The biggest chance of getting a loan for 75 year olds is always when the applicant turns to his house bank, with which he often has a longstanding relationship of trust. In addition, there are some banks that offer their loan offers specifically to retirees who have already completed the 70th, 75th or 80th year. However, these banks are likely to be exceptions. The fact that people are getting older and still enjoy the best of health, even in old age, is given insufficient consideration in lending.
However, the chances of a loan increase significantly if the retirees succeed in finding a younger and solvent guarantor who would be willing to step in after the death for the loan installments. Many banks also agree that the loan for 75-year-olds is covered by a residual debt insurance.

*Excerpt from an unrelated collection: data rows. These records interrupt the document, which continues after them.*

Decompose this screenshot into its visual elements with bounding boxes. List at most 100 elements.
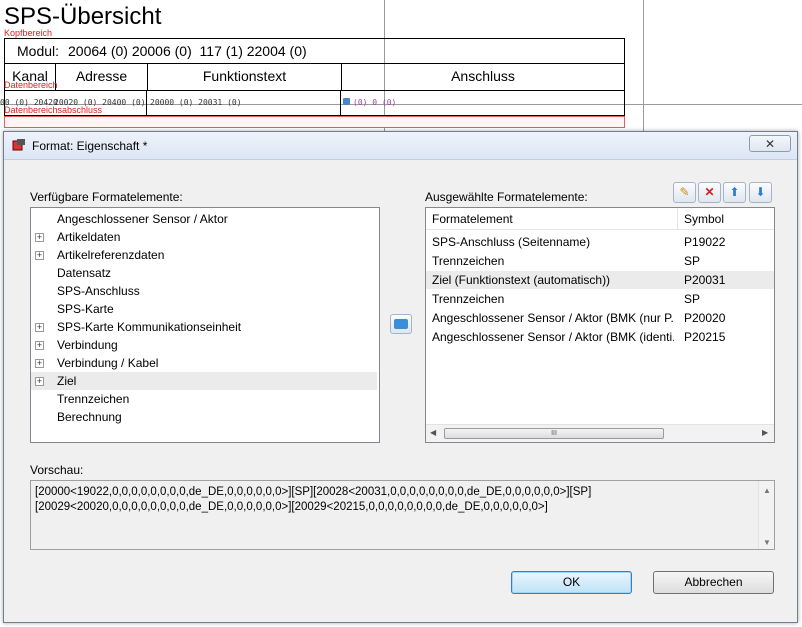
row-symbol: P20020 — [684, 311, 726, 325]
table-row[interactable]: Angeschlossener Sensor / Aktor (BMK (ide… — [426, 328, 774, 346]
modul-label: Modul: — [17, 43, 60, 59]
row-symbol: P20215 — [684, 330, 726, 344]
dialog-titlebar[interactable]: Format: Eigenschaft * ✕ — [4, 132, 797, 160]
expand-icon[interactable]: + — [35, 359, 44, 368]
available-item[interactable]: Berechnung — [31, 408, 377, 426]
data-row-divider-1 — [146, 91, 147, 115]
page-guide-vertical-2 — [643, 0, 644, 131]
arrow-right-icon — [394, 319, 408, 329]
table-row[interactable]: Ziel (Funktionstext (automatisch)) P20031 — [426, 271, 774, 289]
row-symbol: SP — [684, 292, 701, 306]
scrollbar-thumb[interactable]: III — [444, 428, 664, 439]
available-item-label: Verbindung — [57, 338, 118, 352]
available-item[interactable]: + Ziel — [31, 372, 377, 390]
available-item[interactable]: + Verbindung — [31, 336, 377, 354]
scroll-left-icon[interactable]: ◀ — [430, 428, 436, 437]
horizontal-scrollbar[interactable]: ◀ III ▶ — [426, 424, 774, 442]
column-header-row: Kanal Adresse Funktionstext Anschluss — [4, 63, 625, 91]
section-label-data-end: Datenbereichsabschluss — [4, 105, 103, 115]
available-item-label: Artikelreferenzdaten — [57, 248, 165, 262]
expand-icon[interactable]: + — [35, 377, 44, 386]
arrow-up-icon: ⬆ — [729, 185, 740, 199]
table-header-symbol[interactable]: Symbol — [678, 208, 774, 230]
data-row-text-3: 20000 (0) 20031 (0) — [150, 98, 242, 107]
available-item-label: SPS-Karte — [57, 302, 114, 316]
row-element: Ziel (Funktionstext (automatisch)) — [432, 273, 611, 287]
move-up-button[interactable]: ⬆ — [723, 182, 746, 203]
available-item-label: SPS-Anschluss — [57, 284, 140, 298]
available-item[interactable]: + Artikelreferenzdaten — [31, 246, 377, 264]
section-label-data: Datenbereich — [4, 80, 58, 90]
report-title: SPS-Übersicht — [4, 3, 162, 30]
available-item[interactable]: + SPS-Karte Kommunikationseinheit — [31, 318, 377, 336]
expand-icon[interactable]: + — [35, 341, 44, 350]
preview-line-2: [20029<20020,0,0,0,0,0,0,0,0,de_DE,0,0,0… — [35, 501, 548, 513]
selected-elements-table[interactable]: Formatelement Symbol SPS-Anschluss (Seit… — [425, 207, 775, 443]
scroll-down-icon[interactable]: ▼ — [763, 535, 771, 550]
expand-icon[interactable]: + — [35, 251, 44, 260]
preview-scrollbar[interactable]: ▲ ▼ — [758, 481, 774, 549]
row-symbol: P19022 — [684, 235, 726, 249]
data-end-band — [4, 116, 625, 128]
edit-button[interactable]: ✎ — [673, 182, 696, 203]
modul-row: Modul: 20064 (0) 20006 (0) 117 (1) 22004… — [4, 38, 625, 64]
column-header-anschluss: Anschluss — [341, 64, 624, 90]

This residual debt insurance would take over the payment of the monthly loan installments if necessary or compensate the open loan amount after the death of the pensioner. A debt-free property or a larger securities deposit are excellent loan collateral, but usually are not enough for a loan for 75 years.
Anyone who has found a suitable lender despite the difficulties mentioned above could freely choose not only the term, but also the amount of the monthly loan installment. However, a problem with loans for retirees is that banks will only approve very short or medium-term maturities. Only in very rare cases will there be a loan for 75 year olds whose term is more than 48 months.
Many banks limit the term even to 24 or 36 months. After the term, the monthly repayment rate should also be determined. It would be higher, the shorter the runtime and the lower the longer the runtime. A longer term is always associated with an increased risk for banks. For this reason, borrowers must expect that banks will charge significantly higher interest rates than a loan with a shorter maturity. A credit comparison could provide the necessary clarity here.